Além de comunicar logo à chefia, a também psicóloga explica que conhecer a cultura organizacional da instituição é fundamental, “pois, assim, ambos entenderão a essência e a identidade do ambiente de trabalho em que estão inseridos. A partir de então, conseguirão compreender os códigos de ética do órgão, que nem sempre são óbvios, pois, em sua maioria, não estão explícitos.

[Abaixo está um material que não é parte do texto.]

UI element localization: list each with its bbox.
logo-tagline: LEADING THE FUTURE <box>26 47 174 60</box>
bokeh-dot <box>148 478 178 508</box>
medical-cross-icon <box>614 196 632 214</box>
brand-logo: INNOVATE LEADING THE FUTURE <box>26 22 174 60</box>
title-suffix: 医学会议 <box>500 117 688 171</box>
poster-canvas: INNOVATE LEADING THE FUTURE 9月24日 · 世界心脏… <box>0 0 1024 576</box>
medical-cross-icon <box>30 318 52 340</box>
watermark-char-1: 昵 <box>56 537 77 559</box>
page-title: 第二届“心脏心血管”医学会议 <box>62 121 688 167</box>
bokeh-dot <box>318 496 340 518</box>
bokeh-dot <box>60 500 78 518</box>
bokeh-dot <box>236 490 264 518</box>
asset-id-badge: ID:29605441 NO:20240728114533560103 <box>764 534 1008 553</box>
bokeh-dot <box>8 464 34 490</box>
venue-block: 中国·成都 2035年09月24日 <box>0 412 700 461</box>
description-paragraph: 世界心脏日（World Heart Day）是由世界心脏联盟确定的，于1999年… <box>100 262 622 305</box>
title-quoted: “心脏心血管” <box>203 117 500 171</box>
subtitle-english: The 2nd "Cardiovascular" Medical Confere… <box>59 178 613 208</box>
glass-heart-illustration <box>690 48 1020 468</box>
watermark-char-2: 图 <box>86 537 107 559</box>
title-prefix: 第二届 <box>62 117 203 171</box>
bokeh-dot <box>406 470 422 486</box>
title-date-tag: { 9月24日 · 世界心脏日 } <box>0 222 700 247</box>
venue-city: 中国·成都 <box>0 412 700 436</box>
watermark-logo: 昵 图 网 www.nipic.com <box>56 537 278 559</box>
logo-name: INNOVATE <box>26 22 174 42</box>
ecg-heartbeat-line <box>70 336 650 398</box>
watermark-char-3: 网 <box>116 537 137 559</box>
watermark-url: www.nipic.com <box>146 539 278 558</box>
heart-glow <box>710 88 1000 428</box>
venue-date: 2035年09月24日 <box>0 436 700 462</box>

As normas de conduta devem ser seguidas e cabe ao casal ter a noção dos comportamentos que podem ou não ter no ambiente corporativo”.
 
Com a devida comunicação à chefia e com o casal conhecendo os códigos de ética do órgão público, a instituição não pode impedir que duas pessoas se relacionem, já que não é considerado um motivo para demissão por justa causa, segundo Saramago. Logo, o servidor público está protegido juridicamente. 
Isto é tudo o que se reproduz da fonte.